Road traffic accidents (RTAs) represent an increasing human and socio-economic problem worldwide and have been identified as one of the target areas under the Sustainable Development Goals (SDGs) to “halve the number of global deaths and injuries from road traffic accidents” (SDG 3.6). In Sri Lanka, road traffic injuries represent one of the SDG targets that are falling behind. Moreover, while road traffic accidents may account for vehicle material damages through insurance, human suffering and injuries are likely to be handled by emergency health services, which may or may not be supported directly through insurance mechanisms. The World Bank estimates that road crash fatalities and injuries could cost Sri Lanka 3-5% of GDP annually. It subsequently exerts significant pressure on healthcare financing and the overall economy.
To accelerate the actions to prevent road traffic accidents and deaths in Sri Lanka, there is a need to better understand the current status of road safety and post-crash response in the country, to identify gaps, and consider appropriate interventions for addressing these for progressing towards achieving the SDG target 3.6.

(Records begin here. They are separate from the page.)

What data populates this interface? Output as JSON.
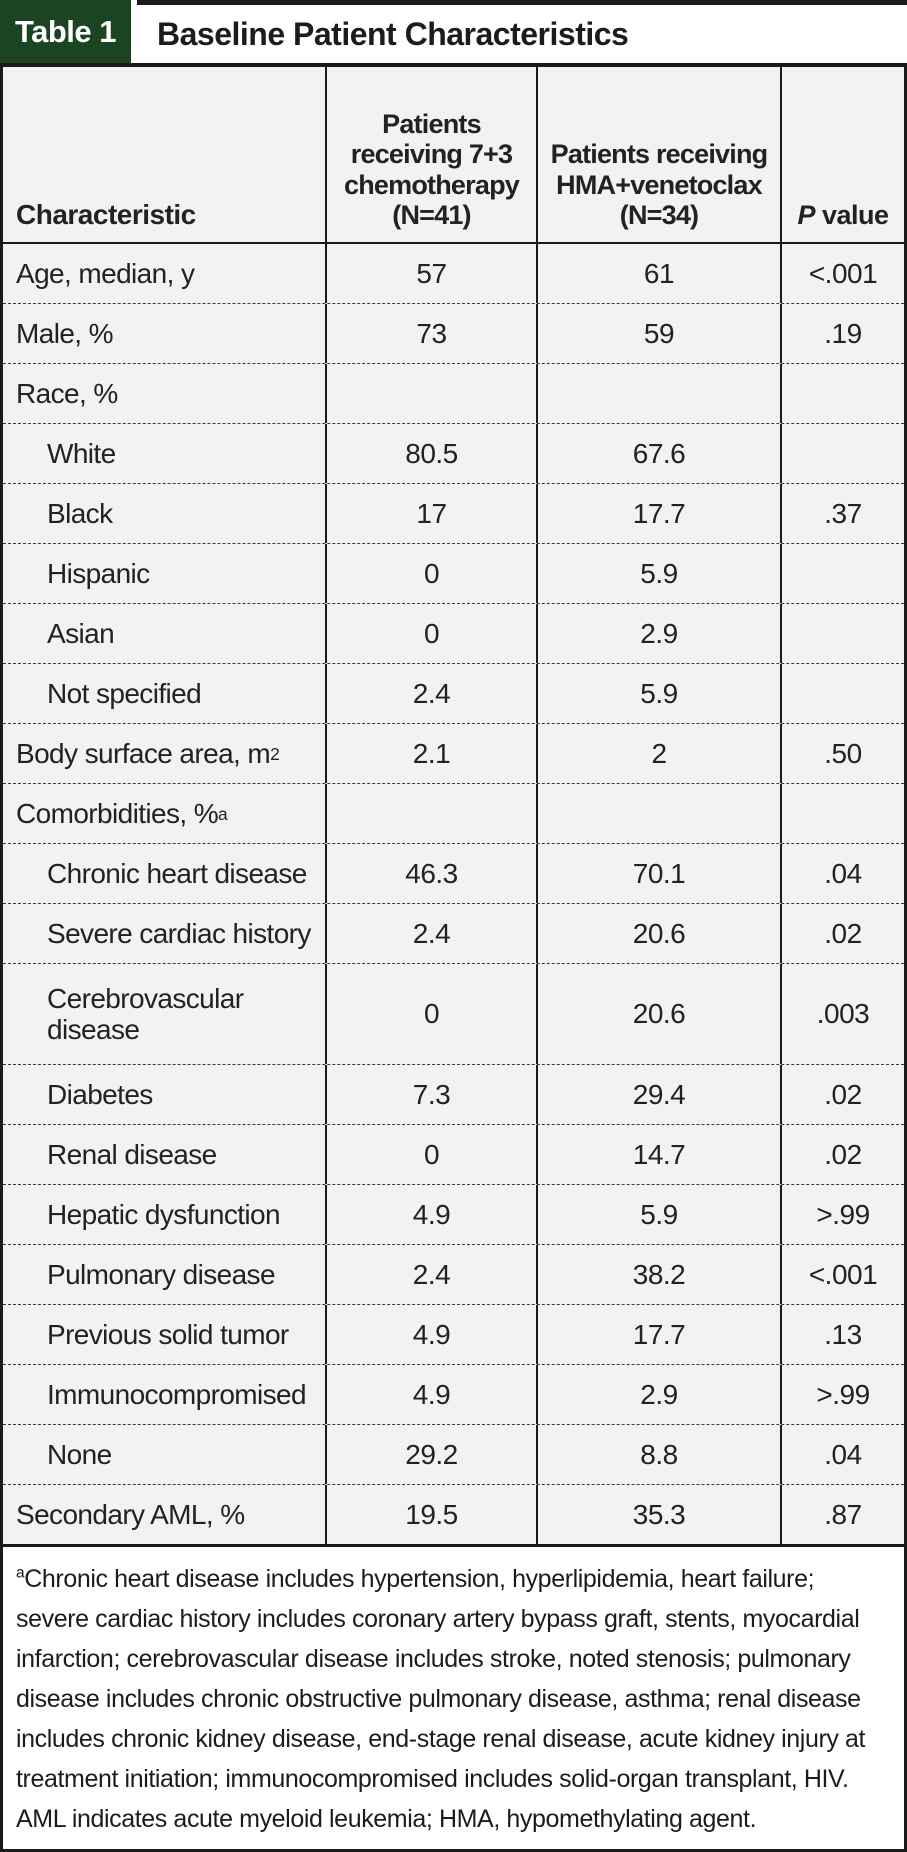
{
  "title_bar": {
    "tag": "Table 1",
    "title": "Baseline Patient Characteristics"
  },
  "table": {
    "col_headers": {
      "characteristic": "Characteristic",
      "col1": "Patients\nreceiving 7+3\nchemotherapy\n(N=41)",
      "col2": "Patients receiving\nHMA+venetoclax\n(N=34)",
      "p_italic": "P",
      "p_rest": " value"
    },
    "rows": [
      {
        "label": "Age, median, y",
        "sup": "",
        "v1": "57",
        "v2": "61",
        "p": "<.001",
        "indent": false,
        "tall": false
      },
      {
        "label": "Male, %",
        "sup": "",
        "v1": "73",
        "v2": "59",
        "p": ".19",
        "indent": false,
        "tall": false
      },
      {
        "label": "Race, %",
        "sup": "",
        "v1": "",
        "v2": "",
        "p": "",
        "indent": false,
        "tall": false
      },
      {
        "label": "White",
        "sup": "",
        "v1": "80.5",
        "v2": "67.6",
        "p": "",
        "indent": true,
        "tall": false
      },
      {
        "label": "Black",
        "sup": "",
        "v1": "17",
        "v2": "17.7",
        "p": ".37",
        "indent": true,
        "tall": false
      },
      {
        "label": "Hispanic",
        "sup": "",
        "v1": "0",
        "v2": "5.9",
        "p": "",
        "indent": true,
        "tall": false
      },
      {
        "label": "Asian",
        "sup": "",
        "v1": "0",
        "v2": "2.9",
        "p": "",
        "indent": true,
        "tall": false
      },
      {
        "label": "Not specified",
        "sup": "",
        "v1": "2.4",
        "v2": "5.9",
        "p": "",
        "indent": true,
        "tall": false
      },
      {
        "label": "Body surface area, m",
        "sup": "2",
        "v1": "2.1",
        "v2": "2",
        "p": ".50",
        "indent": false,
        "tall": false
      },
      {
        "label": "Comorbidities, %",
        "sup": "a",
        "v1": "",
        "v2": "",
        "p": "",
        "indent": false,
        "tall": false
      },
      {
        "label": "Chronic heart disease",
        "sup": "",
        "v1": "46.3",
        "v2": "70.1",
        "p": ".04",
        "indent": true,
        "tall": false
      },
      {
        "label": "Severe cardiac history",
        "sup": "",
        "v1": "2.4",
        "v2": "20.6",
        "p": ".02",
        "indent": true,
        "tall": false
      },
      {
        "label": "Cerebrovascular disease",
        "sup": "",
        "v1": "0",
        "v2": "20.6",
        "p": ".003",
        "indent": true,
        "tall": true
      },
      {
        "label": "Diabetes",
        "sup": "",
        "v1": "7.3",
        "v2": "29.4",
        "p": ".02",
        "indent": true,
        "tall": false
      },
      {
        "label": "Renal disease",
        "sup": "",
        "v1": "0",
        "v2": "14.7",
        "p": ".02",
        "indent": true,
        "tall": false
      },
      {
        "label": "Hepatic dysfunction",
        "sup": "",
        "v1": "4.9",
        "v2": "5.9",
        "p": ">.99",
        "indent": true,
        "tall": false
      },
      {
        "label": "Pulmonary disease",
        "sup": "",
        "v1": "2.4",
        "v2": "38.2",
        "p": "<.001",
        "indent": true,
        "tall": false
      },
      {
        "label": "Previous solid tumor",
        "sup": "",
        "v1": "4.9",
        "v2": "17.7",
        "p": ".13",
        "indent": true,
        "tall": false
      },
      {
        "label": "Immunocompromised",
        "sup": "",
        "v1": "4.9",
        "v2": "2.9",
        "p": ">.99",
        "indent": true,
        "tall": false
      },
      {
        "label": "None",
        "sup": "",
        "v1": "29.2",
        "v2": "8.8",
        "p": ".04",
        "indent": true,
        "tall": false
      },
      {
        "label": "Secondary AML, %",
        "sup": "",
        "v1": "19.5",
        "v2": "35.3",
        "p": ".87",
        "indent": false,
        "tall": false
      }
    ]
  },
  "footnote": {
    "marker": "a",
    "text": "Chronic heart disease includes hypertension, hyperlipidemia, heart failure; severe cardiac history includes coronary artery bypass graft, stents, myocardial infarction; cerebrovascular disease includes stroke, noted stenosis; pulmonary disease includes chronic obstructive pulmonary disease, asthma; renal disease includes chronic kidney disease, end-stage renal disease, acute kidney injury at treatment initiation; immunocompromised includes solid-organ transplant, HIV.",
    "abbrev": "AML indicates acute myeloid leukemia; HMA, hypomethylating agent."
  },
  "colors": {
    "accent_green": "#1b4522",
    "cell_bg": "#f2f2f1",
    "border": "#1a1a1a"
  }
}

Regarding this, Health Intervention and Technology Assessment Programme (HITAP) under Ministry of Public Health Thailand, in collaboration with World Health Organisation in Sri Lanka, is conducting ‘a rapid assessment of the road traffic accidents in Sri Lanka’ intending to understand the determinants and recent trends in road traffic accidents in Sri Lanka, vehicle insurance regulations and policies on casualty care and emergency service provision-related reimbursements as well as share Thailand and other countries experiences in improving service delivery to post-trauma care and lessons/best practices for Sri Lanka.